Les fixations sont spécialement conçues : elles pivotent et se verrouillent pour alterner entre un mode montée, avec talon libre pour avancer efficacement, et un mode descente, rigide comme sur un snowboard classique.
Comment ça marche ?
Lors d’une sortie, la première étape est l’ascension : la planche séparée en deux devient support de progression, les skis « split » facilitent l’effort, même dans la poudreuse ou sur les pentes raides.
Une fois au sommet, on retire les peaux, on clipse les deux moitiés ensemble, on repositionne les fixations en mode descente, et on redescend en snowboard, souvent dans des zones vierges.
Cette approche hybride permet de combiner effort physique et plaisir de la glisse.

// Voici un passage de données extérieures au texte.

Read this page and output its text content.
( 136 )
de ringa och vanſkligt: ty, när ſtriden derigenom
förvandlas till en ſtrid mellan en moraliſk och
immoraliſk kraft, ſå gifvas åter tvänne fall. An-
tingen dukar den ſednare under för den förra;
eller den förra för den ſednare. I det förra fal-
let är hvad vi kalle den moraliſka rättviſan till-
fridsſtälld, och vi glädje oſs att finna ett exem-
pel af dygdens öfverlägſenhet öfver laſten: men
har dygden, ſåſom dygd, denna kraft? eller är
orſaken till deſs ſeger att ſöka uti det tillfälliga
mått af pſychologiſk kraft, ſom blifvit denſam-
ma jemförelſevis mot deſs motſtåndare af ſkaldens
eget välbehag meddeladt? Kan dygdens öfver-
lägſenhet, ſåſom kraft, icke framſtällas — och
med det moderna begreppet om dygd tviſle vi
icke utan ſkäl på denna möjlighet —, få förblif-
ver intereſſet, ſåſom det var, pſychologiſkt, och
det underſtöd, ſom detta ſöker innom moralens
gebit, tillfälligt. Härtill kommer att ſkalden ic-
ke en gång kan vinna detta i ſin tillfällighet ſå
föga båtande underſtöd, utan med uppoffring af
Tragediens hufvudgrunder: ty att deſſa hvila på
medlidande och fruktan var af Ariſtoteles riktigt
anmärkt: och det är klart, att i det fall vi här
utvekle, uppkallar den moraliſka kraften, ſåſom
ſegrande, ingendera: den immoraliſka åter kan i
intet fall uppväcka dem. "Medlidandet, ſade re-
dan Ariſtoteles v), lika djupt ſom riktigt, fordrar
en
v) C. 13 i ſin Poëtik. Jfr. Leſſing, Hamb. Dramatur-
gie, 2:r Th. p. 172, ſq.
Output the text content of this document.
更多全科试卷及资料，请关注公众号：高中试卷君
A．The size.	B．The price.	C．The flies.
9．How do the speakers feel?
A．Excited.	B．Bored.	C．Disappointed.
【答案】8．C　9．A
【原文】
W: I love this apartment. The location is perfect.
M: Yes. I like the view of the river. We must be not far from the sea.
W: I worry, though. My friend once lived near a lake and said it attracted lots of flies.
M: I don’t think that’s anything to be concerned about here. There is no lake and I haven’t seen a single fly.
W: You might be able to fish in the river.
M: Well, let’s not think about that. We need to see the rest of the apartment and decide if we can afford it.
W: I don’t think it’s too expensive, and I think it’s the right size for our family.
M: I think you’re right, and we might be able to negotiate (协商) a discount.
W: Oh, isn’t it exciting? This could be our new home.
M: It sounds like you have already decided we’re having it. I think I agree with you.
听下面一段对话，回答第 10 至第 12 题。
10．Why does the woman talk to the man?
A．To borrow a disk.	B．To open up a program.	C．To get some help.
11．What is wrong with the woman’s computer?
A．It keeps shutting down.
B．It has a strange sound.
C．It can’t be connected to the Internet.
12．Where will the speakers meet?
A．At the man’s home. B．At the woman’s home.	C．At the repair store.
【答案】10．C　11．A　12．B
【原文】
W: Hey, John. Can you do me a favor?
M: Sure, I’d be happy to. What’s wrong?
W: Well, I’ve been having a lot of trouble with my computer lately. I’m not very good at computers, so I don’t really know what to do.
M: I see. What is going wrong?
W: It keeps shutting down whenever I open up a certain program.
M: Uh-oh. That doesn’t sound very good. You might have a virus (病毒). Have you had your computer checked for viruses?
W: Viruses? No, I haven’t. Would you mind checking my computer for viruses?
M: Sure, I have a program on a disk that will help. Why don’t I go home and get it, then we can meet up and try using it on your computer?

Différents types de modèles
Le splitboard n’est pas une invention récente : il est progressivement apparu dans les années 1990, mais son adoption a vraiment décollé au début des années 2010, portée par l’envie d’autonomie des riders et l’essor du hors-piste.
Il existe différents types de splitboard, en deux, trois voire quatre parties, mais c’est la version en deux parties qui est la plus répandue.
Tout comme pour le ski de randonnée, le principal attrait du splitboard est la liberté : libre de tracer sa propre route, de choisir son itinéraire et de profiter de paysages immaculés.
C’est une pratique particulière, qui demande une bonne préparation (technique, physique et en gestion des risques avalanche), mais qui récompense l’effort par des descentes mémorables dans la poudreuse.